- Leader: William Irvine
- Dissolved: March 29, 1919
- Merged into: Dominion Labor Party
- Ideology: Social Democracy
- Political position: Left-wing

= Alberta Labor Representation League =

The Alberta Labor Representation League was a minor provincial political party in Alberta, Canada.

==History==
The Calgary Labour Representation League was formed and led by prominent Labor activist William Irvine before the 1917 provincial general election. The party was based at the Labor temple in Calgary, Alberta.

The Labor Representation League was small, the party fielded two candidates in the 1917 Alberta general election when Calgary was divided into three districts. Irvine was not successful in defeating Conservative Thomas Blow in the South Calgary electoral district.

Alex Ross, the other LRL candidate in the election, ran in the electoral district of Centre Calgary.
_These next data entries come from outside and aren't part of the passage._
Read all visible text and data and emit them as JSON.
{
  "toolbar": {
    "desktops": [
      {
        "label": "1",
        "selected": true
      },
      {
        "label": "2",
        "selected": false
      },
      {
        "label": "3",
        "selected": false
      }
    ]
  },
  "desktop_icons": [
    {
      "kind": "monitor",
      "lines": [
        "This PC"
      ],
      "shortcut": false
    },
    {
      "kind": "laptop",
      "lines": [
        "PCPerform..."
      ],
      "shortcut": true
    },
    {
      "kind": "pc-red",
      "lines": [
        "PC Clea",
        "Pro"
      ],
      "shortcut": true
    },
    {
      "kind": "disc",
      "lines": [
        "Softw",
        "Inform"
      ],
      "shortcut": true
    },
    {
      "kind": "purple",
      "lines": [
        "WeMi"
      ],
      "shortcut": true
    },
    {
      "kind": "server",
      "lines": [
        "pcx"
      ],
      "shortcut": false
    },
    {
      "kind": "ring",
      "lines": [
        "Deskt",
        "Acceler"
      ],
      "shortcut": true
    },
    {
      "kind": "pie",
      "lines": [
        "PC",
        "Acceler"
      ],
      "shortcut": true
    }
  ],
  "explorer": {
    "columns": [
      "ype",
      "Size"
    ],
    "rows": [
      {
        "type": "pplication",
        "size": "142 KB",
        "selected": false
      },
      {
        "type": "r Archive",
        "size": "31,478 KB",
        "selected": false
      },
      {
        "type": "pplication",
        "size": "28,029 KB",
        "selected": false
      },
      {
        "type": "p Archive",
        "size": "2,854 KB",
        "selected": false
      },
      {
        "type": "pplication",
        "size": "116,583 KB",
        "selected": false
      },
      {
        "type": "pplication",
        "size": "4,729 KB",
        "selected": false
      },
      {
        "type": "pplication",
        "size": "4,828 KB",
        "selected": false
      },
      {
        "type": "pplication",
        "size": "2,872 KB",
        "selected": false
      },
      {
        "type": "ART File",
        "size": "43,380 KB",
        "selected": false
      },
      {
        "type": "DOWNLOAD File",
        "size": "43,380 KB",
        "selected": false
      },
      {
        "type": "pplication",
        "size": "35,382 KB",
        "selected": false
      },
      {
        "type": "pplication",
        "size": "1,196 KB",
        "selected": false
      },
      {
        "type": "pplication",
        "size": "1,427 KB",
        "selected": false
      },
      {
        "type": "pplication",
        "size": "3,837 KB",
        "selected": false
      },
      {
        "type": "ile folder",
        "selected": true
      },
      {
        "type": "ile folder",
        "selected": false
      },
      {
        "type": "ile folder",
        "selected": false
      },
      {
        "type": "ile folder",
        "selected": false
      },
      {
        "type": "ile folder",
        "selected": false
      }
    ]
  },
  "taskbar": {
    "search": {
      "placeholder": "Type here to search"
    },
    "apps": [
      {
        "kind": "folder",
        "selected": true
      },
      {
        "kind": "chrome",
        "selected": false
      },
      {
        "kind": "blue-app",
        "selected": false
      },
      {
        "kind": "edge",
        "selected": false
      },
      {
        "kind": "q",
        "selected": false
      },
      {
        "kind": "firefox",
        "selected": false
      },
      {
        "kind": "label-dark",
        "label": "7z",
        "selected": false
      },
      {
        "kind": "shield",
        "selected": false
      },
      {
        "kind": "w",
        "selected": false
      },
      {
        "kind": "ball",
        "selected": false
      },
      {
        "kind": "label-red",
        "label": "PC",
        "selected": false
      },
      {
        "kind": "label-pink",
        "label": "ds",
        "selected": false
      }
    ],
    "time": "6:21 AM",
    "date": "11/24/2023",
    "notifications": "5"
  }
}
The League struck a deal with the Liberals not to run a candidate against Ross, and then in turn the League would not run a candidate in the North Calgary electoral district against Liberal candidate William McCartney Davidson. Both Davidson and Ross were elected to the legislature. Lorne Proudfoot ran in Acadia with backing from both the Non-Partisan League and the LRL.

The League disbanded and became part of the Dominion Labor Party in 1919.

Edmonton labour activists and reformers organized their Labour Representation League, and it too disbanded with the creation of the DLP.